1. Introduction

La campagne OLIPAC, dont ce fascicule présente les principales données, est l'une des deux composantes, avec la campagne FLUPAC, de l'opération EPOPE (Etude des Processus dans l'Océan Pacifique Equatorial) du programme France-JGOFS. EPOPE a constitué la participation française à l'étude internationale du Pacifique Equatorial dans le cadre du programme international JGOFS (Joint Global Flux Studies).

L'Océan Pacifique équatorial joue à double titre un rôle déterminant dans les flux globaux de carbone dans l'océan : - la pression partielle de CO2, très élevée à l'est et au centre, est à l'origine d'un flux de gaz carbonique vers l'atmosphère de l'ordre de 0,5 gigatonnes de carbone par an. - les fortes teneurs en sels nutritifs des eaux de surface sont la source d'une forte activité biologique et d'une exportation de particules vers le fond de l'océan. Ces deux particularités, qui découlent directement de l'upwelling équatorial, sont d'autant plus importantes dans les bilans globaux que cet upwelling est très intense. Il concerne une région très vaste, des côtes américaines jusqu'à 180° de longitude et souvent même jusqu'à la Nouvelle Guinée, soit près de la moitié de la circonférence du globe sur une bande d'environ 10 degrés de latitude.

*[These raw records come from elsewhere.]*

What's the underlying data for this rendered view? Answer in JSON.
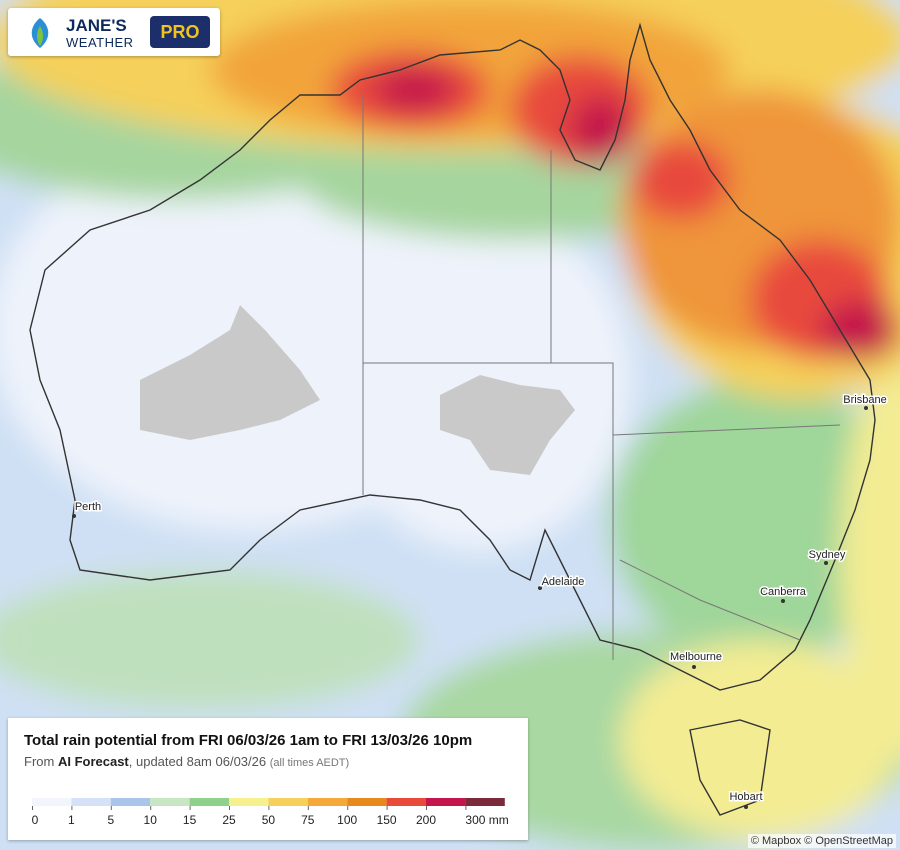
{
  "header": {
    "brand_line1": "JANE'S",
    "brand_line2": "WEATHER",
    "badge": "PRO"
  },
  "info": {
    "title": "Total rain potential from FRI 06/03/26 1am to FRI 13/03/26 10pm",
    "subtitle_prefix": "From ",
    "model": "AI Forecast",
    "updated": ", updated 8am 06/03/26",
    "note": "(all times AEDT)"
  },
  "legend": {
    "ticks": [
      "0",
      "1",
      "5",
      "10",
      "15",
      "25",
      "50",
      "75",
      "100",
      "150",
      "200",
      "300 mm"
    ],
    "colors": [
      "#f2f5fc",
      "#d4e1f6",
      "#a9c5ea",
      "#c8e6c4",
      "#8fd18a",
      "#f7f08e",
      "#f5d05a",
      "#f5a93a",
      "#e8891f",
      "#e84a3c",
      "#c4154c",
      "#7a2a3a"
    ]
  },
  "cities": [
    "Perth",
    "Adelaide",
    "Melbourne",
    "Canberra",
    "Sydney",
    "Brisbane",
    "Hobart"
  ],
  "attribution": "© Mapbox © OpenStreetMap"
}
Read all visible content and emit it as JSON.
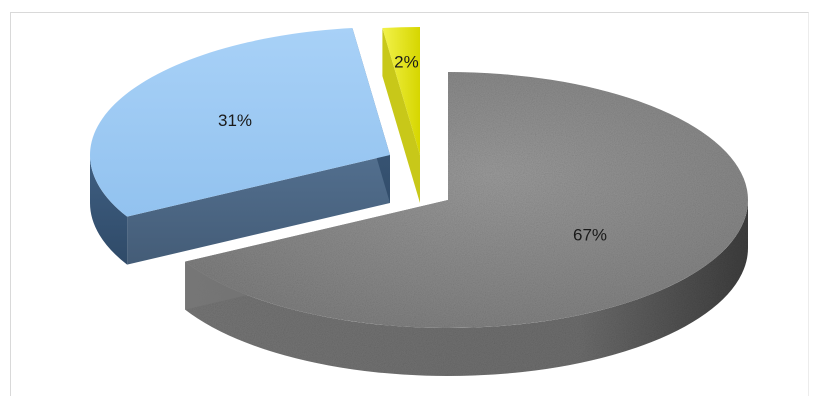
{
  "chart_data": {
    "type": "pie",
    "variant": "3d-exploded",
    "slices": [
      {
        "label": "67%",
        "value": 67,
        "color": "#8a8a8a"
      },
      {
        "label": "31%",
        "value": 31,
        "color": "#9fcaf3"
      },
      {
        "label": "2%",
        "value": 2,
        "color": "#eaea10"
      }
    ],
    "legend": "none",
    "grid": false
  }
}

De plus, l'Océan Pacifique tropical est le siège de l'anomalie climatique El Niño qui, par sa durée et par les bouleversements qu'elle entraîne, préfigure l'ampleur des perturbations qui pourraient résulter d'un changement climatique lié à l'accroissement de l'effet de serre. Le flux annuel de carbone s'écarte de 0,6 GtC (gigatonnes de carbone) de sa valeur moyenne (0,5 GtC) selon les variations dues au cycle El Niño-La Niña.

Enfin, avec pour objectif de comprendre et prévoir le fonctionnement du système couplé océan-atmosphère aux basses latitudes et ses "déraillements" que constituent les anomalies El Niño, le programme international d'océanographie physique TOGA (Tropical Ocean-Global Atmosphere), auquel la France participe activement, a suscité de nombreuses études et réseaux d'observation de l'Océan Pacifique Tropical. Grâce à ces réseaux, l'état physique de la zone équatoriale est connu en temps quasi réel.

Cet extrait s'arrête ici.